Warning: The Goodfellas strike again! Some violent and potentially distubing images ahead in this chapter.

SNOWSHINE

Chapter 14

 

       Justin emerged from the conference room, which they had converted into a studio. His forehead was shiny with sweat and he was stooped over in exhaustion. The manic energy and adrenaline had worn off and he was exhausted.

       He was immediately surrounded by helpers and well-wishers and someone gave him a bottle of water and helped him over to a chair near where Blake was monitoring the website.

       "So - how did it go?" Justin asked. "How many did we lose when Stockwell wormed his way onto the show?"

       "Are you kidding!?" Blake exclaimed. "That was our biggest spike in viewers!

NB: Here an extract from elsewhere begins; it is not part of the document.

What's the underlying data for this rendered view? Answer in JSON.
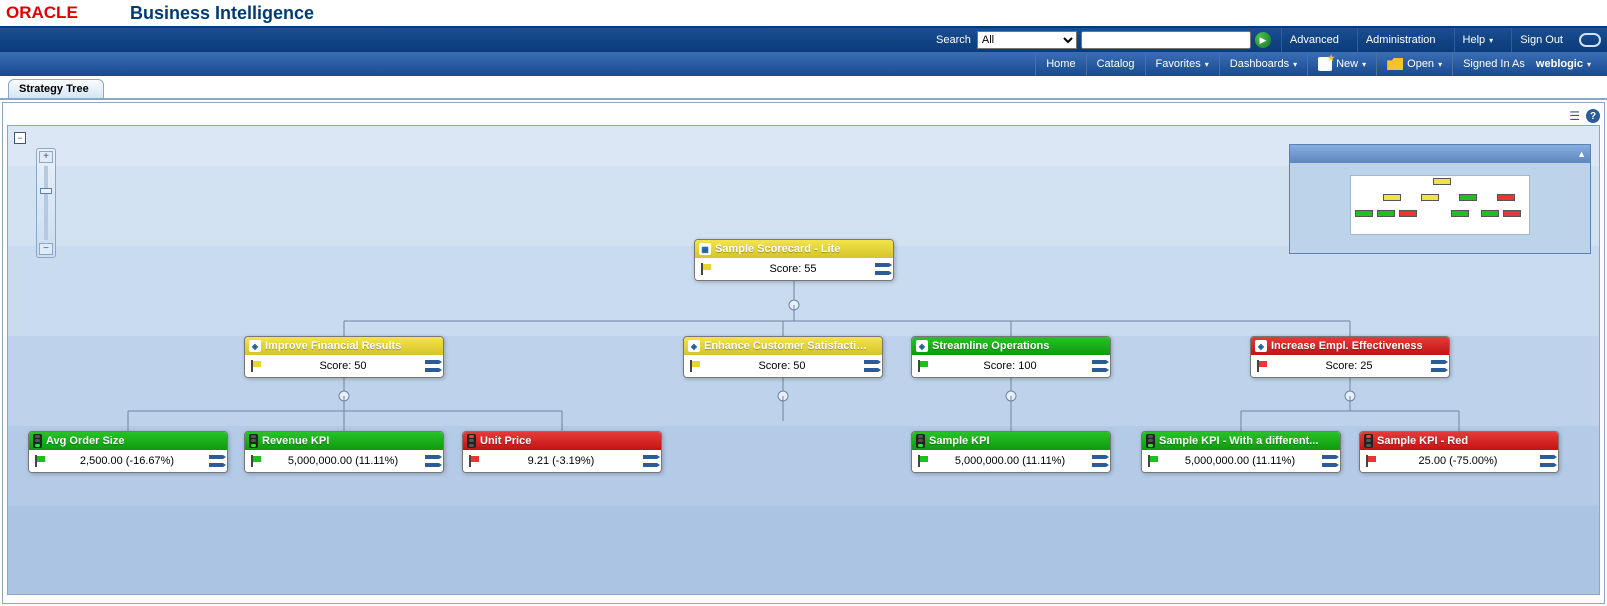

And then it just kept going!" He pointed to the graph chart, showing Justin where Stockwell had called and then to another, higher jump. "This is where Luigi called in. Hey, do you think we can get both of those guys to call back tomorrow!?"
       "Keep dreaming," Justin smiled at the technician tenderly.

       "Hmmmmmm.......maybe we could get them on together....OH WOW! The fireworks that that would generate!" Blake obliged him.

       "Blake! NO! I was kidding! Besides there's no way! And if I hear Stockwell's voice again, it'll be too soon."

       "Oh! Of course Justin! Of course..." Blake trailed off half disappointedly, half still dreamy.

       Chuckling at Blake's expression, Justin sat back in his chair, sipping his water and breathing heavily. He was still exhausted. He couldn't imagine doing this again tomorrow night...and the next...and the next...but he must...and he would.

       He watched the graph chart on Blake's screen in joy. This was the first night and if the numbers were this high, he could count on higher ones tomorrow. If this trend continued, the hits to the site would be astronomical.

       As they watched, the line showing the hits went slowly but steadily down as the many viewers logged off the site.

       Justin got a brainwave. "Blake, can you post a vid of tonight's broadcast that anyone can stream at any time? Like a rerun? Like a kind of vlog?"

       "Absolutely! Good idea Justin! It'll be up within the hour!" Blake's fingers flew over the keys.

       Within the hour...within the hour...within the hour... Justin frowned. Hmmmm, that reminded him. Brian was due home by now. Justin closed his eyes and tried not to worry. He hoped nothing had gone wrong.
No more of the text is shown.